Vorne : Cooler Master R4-L2R-20AC-GP @2000rpm @12V
Hinten : 2x NZXT-Lüfter @1200 rpm @12V
Seite : 4x Revoltec Dark-Red 120mm @1200rpm @12V
Mugen 2 : Scythe PWM-Lüfter @1300prm @12V
Grafikkarten- und Netzteil-Lüfter spielt - denk' ich mal - keine Rolle.

Hier mal meine Temps (Umgebungstemperatur 24°C)

Idle: 



			Dieser Inhalt steht nur eingeloggten Mitgliedern zur Verfügung.
        



Load:



			Dieser Inhalt steht nur eingeloggten Mitgliedern zur Verfügung.
        



Habe mir auch schon für den Mugen 2 zusätzliche Lüfterklammern geholt 
Nur für den Notfall 

*Wie kann ich meine Temperaturen noch verbessern ?*
Bin für jeden sinnvollen Beitrag dankbar 

Gruß
Johnny


----------



## ole88 (28. Juli 2009)

*AW: Bitte verschieben : Wie kann ich die CPU-Temperatur noch runterdrücken ?*

du willst sicherlich bei ner lukü bleiben?
naja würd halt an guten luftstrom schaffen warme luft hinten raus kalte vorne rein


----------



## Gamer_95 (28. Juli 2009)

*AW: Bitte verschieben : Wie kann ich die CPU-Temperatur noch runterdrücken ?*

Vielleicht an den Mugen noch nen 2. Lüfter montieren.
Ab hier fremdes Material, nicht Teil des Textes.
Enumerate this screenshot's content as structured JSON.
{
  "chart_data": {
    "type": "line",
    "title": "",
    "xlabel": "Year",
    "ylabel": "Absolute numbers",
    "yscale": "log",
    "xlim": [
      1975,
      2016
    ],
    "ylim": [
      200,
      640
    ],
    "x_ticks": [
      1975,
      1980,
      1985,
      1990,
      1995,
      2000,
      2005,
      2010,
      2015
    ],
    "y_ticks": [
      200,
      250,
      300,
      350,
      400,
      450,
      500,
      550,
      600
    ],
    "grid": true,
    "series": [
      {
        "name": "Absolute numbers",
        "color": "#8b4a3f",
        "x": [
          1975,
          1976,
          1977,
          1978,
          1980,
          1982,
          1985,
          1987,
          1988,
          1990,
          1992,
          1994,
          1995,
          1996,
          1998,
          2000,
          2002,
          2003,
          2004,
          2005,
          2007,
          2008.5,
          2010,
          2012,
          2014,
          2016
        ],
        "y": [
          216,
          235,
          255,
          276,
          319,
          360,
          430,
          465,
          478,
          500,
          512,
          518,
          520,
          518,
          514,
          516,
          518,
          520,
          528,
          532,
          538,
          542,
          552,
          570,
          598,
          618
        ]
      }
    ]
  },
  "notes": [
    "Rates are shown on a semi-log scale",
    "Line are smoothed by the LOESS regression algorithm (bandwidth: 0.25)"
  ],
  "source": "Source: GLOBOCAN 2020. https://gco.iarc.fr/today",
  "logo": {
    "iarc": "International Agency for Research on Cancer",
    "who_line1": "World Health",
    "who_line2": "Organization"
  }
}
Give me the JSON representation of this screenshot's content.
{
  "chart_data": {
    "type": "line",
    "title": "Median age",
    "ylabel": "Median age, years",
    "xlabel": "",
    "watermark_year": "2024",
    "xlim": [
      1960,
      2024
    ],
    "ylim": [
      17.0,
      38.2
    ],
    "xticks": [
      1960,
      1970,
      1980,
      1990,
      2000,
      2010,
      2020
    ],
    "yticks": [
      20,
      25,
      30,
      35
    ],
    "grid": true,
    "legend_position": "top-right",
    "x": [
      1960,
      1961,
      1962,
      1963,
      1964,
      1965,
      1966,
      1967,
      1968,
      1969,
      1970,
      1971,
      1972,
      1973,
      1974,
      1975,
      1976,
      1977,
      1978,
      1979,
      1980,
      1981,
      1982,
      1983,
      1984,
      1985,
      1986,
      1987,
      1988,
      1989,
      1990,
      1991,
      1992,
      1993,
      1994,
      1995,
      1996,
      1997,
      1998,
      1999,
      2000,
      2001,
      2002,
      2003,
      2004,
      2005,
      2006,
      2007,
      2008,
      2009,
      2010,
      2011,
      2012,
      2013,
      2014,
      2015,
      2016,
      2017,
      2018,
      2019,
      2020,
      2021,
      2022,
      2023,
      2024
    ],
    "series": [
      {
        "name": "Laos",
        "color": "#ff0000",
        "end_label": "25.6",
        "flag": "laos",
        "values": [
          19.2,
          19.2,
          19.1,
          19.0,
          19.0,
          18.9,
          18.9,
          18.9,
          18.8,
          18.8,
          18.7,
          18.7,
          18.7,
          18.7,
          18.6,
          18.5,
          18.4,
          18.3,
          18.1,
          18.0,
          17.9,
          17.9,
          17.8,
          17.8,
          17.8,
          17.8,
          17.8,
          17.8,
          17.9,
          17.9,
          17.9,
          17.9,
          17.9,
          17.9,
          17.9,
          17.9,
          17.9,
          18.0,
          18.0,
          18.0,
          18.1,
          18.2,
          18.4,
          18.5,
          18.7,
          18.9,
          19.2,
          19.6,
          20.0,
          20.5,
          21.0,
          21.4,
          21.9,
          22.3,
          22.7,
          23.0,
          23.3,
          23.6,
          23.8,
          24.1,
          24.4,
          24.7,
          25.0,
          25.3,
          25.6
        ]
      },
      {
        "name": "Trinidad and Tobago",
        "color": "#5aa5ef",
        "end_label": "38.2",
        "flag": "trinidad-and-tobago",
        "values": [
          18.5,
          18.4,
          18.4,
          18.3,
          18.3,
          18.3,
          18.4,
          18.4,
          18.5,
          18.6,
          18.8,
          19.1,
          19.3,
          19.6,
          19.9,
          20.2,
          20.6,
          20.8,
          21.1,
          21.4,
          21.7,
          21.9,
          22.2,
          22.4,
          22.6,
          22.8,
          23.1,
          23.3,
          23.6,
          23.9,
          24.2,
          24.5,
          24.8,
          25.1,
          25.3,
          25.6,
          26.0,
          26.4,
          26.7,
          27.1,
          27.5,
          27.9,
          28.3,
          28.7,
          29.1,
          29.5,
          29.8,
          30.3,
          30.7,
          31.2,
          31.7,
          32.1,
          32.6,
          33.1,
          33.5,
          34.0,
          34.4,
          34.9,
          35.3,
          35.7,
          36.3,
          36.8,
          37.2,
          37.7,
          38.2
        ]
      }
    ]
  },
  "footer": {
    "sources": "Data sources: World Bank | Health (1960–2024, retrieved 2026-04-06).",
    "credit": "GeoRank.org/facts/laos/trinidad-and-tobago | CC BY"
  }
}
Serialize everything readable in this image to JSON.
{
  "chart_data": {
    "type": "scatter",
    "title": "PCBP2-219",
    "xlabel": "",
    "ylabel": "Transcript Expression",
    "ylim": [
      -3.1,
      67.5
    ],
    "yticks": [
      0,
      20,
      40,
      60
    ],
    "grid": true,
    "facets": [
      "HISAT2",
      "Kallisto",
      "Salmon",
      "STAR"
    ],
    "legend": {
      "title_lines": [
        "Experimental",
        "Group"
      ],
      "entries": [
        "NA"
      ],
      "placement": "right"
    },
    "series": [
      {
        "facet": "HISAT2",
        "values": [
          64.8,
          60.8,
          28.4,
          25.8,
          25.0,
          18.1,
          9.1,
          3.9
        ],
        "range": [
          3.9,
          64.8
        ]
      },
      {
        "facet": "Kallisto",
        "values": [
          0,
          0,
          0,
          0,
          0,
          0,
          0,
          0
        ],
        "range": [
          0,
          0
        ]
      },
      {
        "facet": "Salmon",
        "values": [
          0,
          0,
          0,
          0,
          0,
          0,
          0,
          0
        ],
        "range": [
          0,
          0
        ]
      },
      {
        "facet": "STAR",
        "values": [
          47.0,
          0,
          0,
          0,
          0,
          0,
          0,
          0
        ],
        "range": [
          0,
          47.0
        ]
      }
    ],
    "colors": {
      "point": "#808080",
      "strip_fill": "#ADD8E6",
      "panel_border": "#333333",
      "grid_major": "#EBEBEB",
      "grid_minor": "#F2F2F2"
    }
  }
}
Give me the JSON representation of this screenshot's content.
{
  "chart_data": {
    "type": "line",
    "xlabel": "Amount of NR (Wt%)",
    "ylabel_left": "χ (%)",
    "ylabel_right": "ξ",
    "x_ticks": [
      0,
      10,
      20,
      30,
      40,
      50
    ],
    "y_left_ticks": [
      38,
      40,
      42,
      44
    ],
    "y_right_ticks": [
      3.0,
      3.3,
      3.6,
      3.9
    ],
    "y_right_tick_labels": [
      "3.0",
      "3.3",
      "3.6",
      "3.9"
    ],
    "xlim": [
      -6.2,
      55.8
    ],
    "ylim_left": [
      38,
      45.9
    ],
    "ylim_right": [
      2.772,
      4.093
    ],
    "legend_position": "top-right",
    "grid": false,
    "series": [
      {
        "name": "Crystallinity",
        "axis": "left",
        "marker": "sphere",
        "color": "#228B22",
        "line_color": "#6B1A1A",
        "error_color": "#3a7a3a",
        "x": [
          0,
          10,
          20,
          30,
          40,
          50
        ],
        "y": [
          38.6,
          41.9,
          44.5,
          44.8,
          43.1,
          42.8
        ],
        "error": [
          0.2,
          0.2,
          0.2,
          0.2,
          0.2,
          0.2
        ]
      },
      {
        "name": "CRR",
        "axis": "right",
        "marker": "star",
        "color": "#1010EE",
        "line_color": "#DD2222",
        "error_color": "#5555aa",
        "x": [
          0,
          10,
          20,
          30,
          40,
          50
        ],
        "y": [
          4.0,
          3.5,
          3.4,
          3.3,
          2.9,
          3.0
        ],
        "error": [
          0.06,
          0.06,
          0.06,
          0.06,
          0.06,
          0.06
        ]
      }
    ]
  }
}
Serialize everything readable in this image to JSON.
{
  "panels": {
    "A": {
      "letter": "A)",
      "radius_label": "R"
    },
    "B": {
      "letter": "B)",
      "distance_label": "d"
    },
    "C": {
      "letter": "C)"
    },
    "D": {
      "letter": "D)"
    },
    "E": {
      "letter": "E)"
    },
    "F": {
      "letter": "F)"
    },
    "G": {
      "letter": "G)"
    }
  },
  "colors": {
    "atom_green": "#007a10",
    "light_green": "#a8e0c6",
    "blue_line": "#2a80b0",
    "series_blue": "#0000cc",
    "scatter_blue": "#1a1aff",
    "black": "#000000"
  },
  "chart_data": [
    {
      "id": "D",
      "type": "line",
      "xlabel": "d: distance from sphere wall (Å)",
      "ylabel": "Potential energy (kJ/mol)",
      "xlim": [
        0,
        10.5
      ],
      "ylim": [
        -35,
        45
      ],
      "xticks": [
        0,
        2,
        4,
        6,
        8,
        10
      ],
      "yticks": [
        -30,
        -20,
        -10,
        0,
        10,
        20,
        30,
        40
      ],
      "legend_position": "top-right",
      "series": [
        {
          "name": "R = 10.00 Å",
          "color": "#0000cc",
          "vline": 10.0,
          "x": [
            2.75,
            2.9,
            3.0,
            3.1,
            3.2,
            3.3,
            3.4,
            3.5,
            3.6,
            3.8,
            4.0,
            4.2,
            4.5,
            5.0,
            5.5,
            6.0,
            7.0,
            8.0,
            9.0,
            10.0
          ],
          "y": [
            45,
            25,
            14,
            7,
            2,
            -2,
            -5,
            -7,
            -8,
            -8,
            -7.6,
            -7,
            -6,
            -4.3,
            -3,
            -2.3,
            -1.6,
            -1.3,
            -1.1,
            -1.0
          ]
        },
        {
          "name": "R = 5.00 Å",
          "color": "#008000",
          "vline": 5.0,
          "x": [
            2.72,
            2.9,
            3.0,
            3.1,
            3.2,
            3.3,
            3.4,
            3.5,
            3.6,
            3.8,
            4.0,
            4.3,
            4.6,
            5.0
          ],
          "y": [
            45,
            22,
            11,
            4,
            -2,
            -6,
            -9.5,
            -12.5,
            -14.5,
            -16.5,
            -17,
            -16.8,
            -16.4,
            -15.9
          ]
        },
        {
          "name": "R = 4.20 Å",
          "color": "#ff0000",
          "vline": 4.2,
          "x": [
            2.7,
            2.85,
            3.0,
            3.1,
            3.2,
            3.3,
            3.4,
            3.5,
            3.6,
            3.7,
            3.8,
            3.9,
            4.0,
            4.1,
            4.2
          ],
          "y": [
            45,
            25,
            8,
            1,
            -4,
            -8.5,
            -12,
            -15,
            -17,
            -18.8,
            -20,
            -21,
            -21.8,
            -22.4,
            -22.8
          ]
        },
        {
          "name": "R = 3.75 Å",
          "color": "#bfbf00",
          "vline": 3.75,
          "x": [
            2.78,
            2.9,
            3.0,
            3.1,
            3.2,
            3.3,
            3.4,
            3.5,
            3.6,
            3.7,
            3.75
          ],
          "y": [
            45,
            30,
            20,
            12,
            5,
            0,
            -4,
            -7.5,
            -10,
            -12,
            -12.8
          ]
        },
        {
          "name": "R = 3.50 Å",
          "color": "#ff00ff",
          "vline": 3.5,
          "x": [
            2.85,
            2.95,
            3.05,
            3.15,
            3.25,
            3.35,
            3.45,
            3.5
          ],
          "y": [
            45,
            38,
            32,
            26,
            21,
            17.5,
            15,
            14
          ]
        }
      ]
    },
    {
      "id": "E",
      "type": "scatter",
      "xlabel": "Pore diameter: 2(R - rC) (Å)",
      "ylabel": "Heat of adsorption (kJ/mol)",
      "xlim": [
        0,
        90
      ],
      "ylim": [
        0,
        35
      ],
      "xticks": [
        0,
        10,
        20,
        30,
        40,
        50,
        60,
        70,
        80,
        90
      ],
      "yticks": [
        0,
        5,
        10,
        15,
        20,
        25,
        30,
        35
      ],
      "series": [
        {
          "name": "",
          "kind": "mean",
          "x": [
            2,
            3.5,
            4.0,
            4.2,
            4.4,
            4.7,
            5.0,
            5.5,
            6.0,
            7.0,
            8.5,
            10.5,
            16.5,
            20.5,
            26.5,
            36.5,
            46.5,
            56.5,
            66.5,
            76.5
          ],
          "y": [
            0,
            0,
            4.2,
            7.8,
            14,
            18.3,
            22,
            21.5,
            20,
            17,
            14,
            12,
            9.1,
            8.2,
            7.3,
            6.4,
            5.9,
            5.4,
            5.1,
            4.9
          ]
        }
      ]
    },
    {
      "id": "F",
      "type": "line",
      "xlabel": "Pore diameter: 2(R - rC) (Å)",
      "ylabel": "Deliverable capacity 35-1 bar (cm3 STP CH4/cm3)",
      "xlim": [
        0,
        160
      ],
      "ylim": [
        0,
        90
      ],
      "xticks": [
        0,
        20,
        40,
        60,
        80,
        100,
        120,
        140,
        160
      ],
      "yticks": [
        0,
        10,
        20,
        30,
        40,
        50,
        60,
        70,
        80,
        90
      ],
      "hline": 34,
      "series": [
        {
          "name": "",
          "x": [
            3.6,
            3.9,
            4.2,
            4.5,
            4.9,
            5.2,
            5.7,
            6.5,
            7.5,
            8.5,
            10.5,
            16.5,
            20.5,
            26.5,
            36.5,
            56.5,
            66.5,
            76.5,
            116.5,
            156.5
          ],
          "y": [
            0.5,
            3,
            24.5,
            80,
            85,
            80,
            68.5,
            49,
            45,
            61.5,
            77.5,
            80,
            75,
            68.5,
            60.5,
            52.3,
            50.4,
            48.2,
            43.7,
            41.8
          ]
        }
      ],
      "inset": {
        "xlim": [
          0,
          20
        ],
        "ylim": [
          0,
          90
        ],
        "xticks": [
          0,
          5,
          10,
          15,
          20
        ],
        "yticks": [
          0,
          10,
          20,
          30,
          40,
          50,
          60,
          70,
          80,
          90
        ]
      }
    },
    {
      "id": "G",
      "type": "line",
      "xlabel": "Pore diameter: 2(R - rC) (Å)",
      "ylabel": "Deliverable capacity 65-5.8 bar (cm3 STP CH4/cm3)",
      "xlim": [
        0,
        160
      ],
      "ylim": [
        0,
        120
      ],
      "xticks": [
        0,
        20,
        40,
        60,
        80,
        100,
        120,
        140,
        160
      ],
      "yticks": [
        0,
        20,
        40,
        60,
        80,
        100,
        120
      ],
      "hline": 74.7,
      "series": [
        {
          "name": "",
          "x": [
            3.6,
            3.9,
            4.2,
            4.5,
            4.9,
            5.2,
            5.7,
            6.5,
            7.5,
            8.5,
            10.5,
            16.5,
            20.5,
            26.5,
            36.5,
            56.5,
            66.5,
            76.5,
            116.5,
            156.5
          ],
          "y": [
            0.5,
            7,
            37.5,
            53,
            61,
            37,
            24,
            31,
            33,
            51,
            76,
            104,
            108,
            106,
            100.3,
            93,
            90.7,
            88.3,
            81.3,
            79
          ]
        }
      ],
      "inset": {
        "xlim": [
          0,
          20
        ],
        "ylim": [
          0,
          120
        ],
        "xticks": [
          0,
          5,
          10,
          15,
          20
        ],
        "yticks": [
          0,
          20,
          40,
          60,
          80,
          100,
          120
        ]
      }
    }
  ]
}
Das könnte 2-3 Grad bringen.


----------



## nyso (28. Juli 2009)

*AW: Bitte verschieben : Wie kann ich die CPU-Temperatur noch runterdrücken ?*

Vielleicht die Temperatur im Case senken. Kann auch noch 1-2° bringen. Das ist zum Beispiel möglich, indem du alle Hitzequellen wie Graka, Mainboard usw. noch besser kühlst.
Meine GTX 275 SSC z.B. produziert Unmengen Hitze und erwärmt unter Umständen das Case.


----------



## Johnny the Gamer (28. Juli 2009)

*AW: Wie kann ich die CPU-Temperatur noch runterdrücken ?*

Würdet ihr noch i-wie die Lüfter auswechseln ?


----------



## ghostadmin (28. Juli 2009)

*AW: Wie kann ich die CPU-Temperatur noch runterdrücken ?*

Kauf dir ein paar Scythe Ultra Kaze 3000 Lüfter. 
Dann hast du zwar nen Gehörschaden aber immerhin gute Temps.


----------



## Gast20141208 (28. Juli 2009)

*AW: Wie kann ich die CPU-Temperatur noch runterdrücken ?*

Ja, nen Delta für den Mugen.
Ne, mal im ernst, einen Noisblocker Multiframe.


----------



## Icke&Er (28. Juli 2009)

*AW: Wie kann ich die CPU-Temperatur noch runterdrücken ?*

Die besten und stärksten Lüfter würde ich so nah wie möglich an den CPU hängen, damit die Wärme davon schnell wegkommt!


----------



## Johnny the Gamer (28. Juli 2009)

*AW: Wie kann ich die CPU-Temperatur noch runterdrücken ?*

Was haltet ihr denn von den BE Quiet ! Silent Wings USC 120mm ?
Die sind doch PCGH-Testsieger, oder ?
Würde dann gleich vier von denen holen.
Zwei für dem Mugen 2 und zwei für hinten...


----------



## Gast20141208 (28. Juli 2009)

*AW: Wie kann ich die CPU-Temperatur noch runterdrücken ?*

Das sind Gehäuselüfter und keine CPUlüfter.


----------



## -NTB- (28. Juli 2009)

*AW: Wie kann ich die CPU-Temperatur noch runterdrücken ?*



Johnny the Gamer schrieb:


> Was haltet ihr denn von den BE Quiet ! Silent Wings USC 120mm ?
> Die sind doch PCGH-Testsieger, oder ?
> Würde dann gleich vier von denen holen.
> Zwei für dem Mugen 2 und zwei für hinten...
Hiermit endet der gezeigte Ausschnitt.